O tempo... são mãos, criadoras, educadoras, castigadoras... mãos, que moldam barros, cortam joio, cavam leitos de rio, amassam pão, pisam uvas, fundem metais, desenham artes, dominam o fogo, rasgam sem compaixão os trilhos da nossa vida... mãos. O tempo são as nossas mãos.
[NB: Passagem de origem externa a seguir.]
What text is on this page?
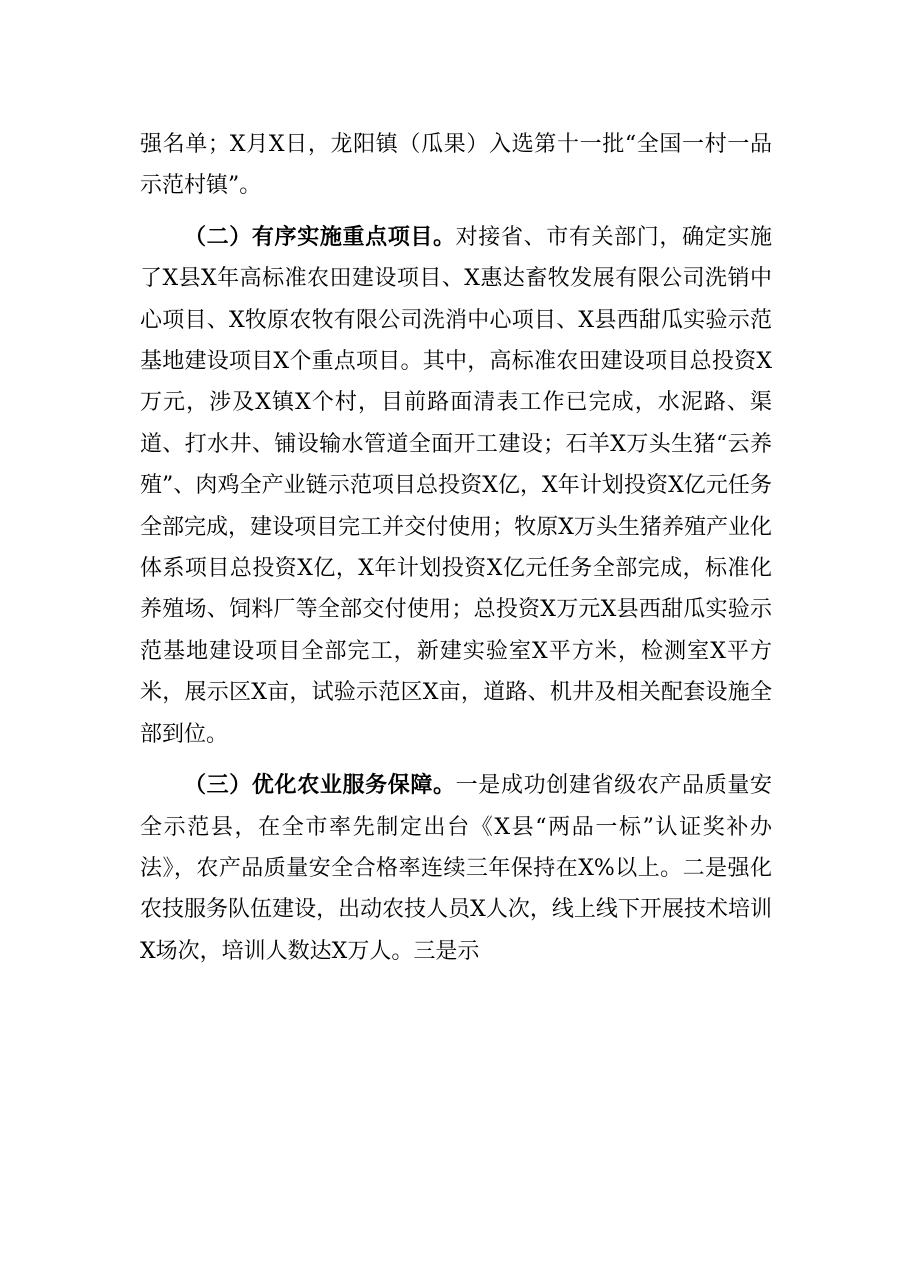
强名单；X月X日，龙阳镇（瓜果）入选第十一批“全国一村一品示范村镇”。

（二）有序实施重点项目。对接省、市有关部门，确定实施了X县X年高标准农田建设项目、X惠达畜牧发展有限公司洗销中心项目、X牧原农牧有限公司洗消中心项目、X县西甜瓜实验示范基地建设项目X个重点项目。其中，高标准农田建设项目总投资X万元，涉及X镇X个村，目前路面清表工作已完成，水泥路、渠道、打水井、铺设输水管道全面开工建设；石羊X万头生猪“云养殖”、肉鸡全产业链示范项目总投资X亿，X年计划投资X亿元任务全部完成，建设项目完工并交付使用；牧原X万头生猪养殖产业化体系项目总投资X亿，X年计划投资X亿元任务全部完成，标准化养殖场、饲料厂等全部交付使用；总投资X万元X县西甜瓜实验示范基地建设项目全部完工，新建实验室X平方米，检测室X平方米，展示区X亩，试验示范区X亩，道路、机井及相关配套设施全部到位。

（三）优化农业服务保障。一是成功创建省级农产品质量安全示范县，在全市率先制定出台《X县“两品一标”认证奖补办法》，农产品质量安全合格率连续三年保持在X%以上。二是强化农技服务队伍建设，出动农技人员X人次，线上线下开展技术培训X场次，培训人数达X万人。三是示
Delas surgiu o tempo, como da batuta de um maestro, e só se silenciará quando a música der lugar ao deslumbramento."
Cara Madalena, coloquemo-nos a seguinte hipótese: imaginemos que não tínhamos nenhum dos sentidos: não víamos, não ouvíamos, não sentíamos, não provávamos, não cheirávamos!
Que noção teríamos do tempo?
Que noção tem do tempo um louco, uma criança deficiente, um cego, um surdo, um surdo-mudo, um autista, um...?
Nós, creio, necessitamos sempre de distanciar-nos daquilo que interrogamos, para lograrmos eventualmente melhor compreender.
Mas, e, pergunto: sem sentidos, que consciência, que pensamento seria o que teríamos do mundo?
O que seria o mundo para nós?
O que será o mundo para alguém, como há, que tenha faculdades mais subtis
de apreender o mundo (tal como a percepção extra-sensorial, ou outras) na sua vastidão mas por certo de limites muito indefiníveis na sua "realidade"?
A realidade não é o resultado dos dados sentidos, puramente "instrumentais". Ou será? Não creio.
Um abraço de carinho, muito amigo, Madalena.
(temas intermináveis, mas fascinantes)
Sim, Lapdrey. O tempo como o percepcionamos é uma consequência directa dos limites impostos pelos sentidos. Nós, humanos, temos sentidos a menos. Basta pensarmos nos olhos de uma mosca para percebermos isso. A realidade é diferente para cada criatura. Não existe uma única realidade ou uma realidade única. Por vezes gosto de aventurar-me noutras realidades.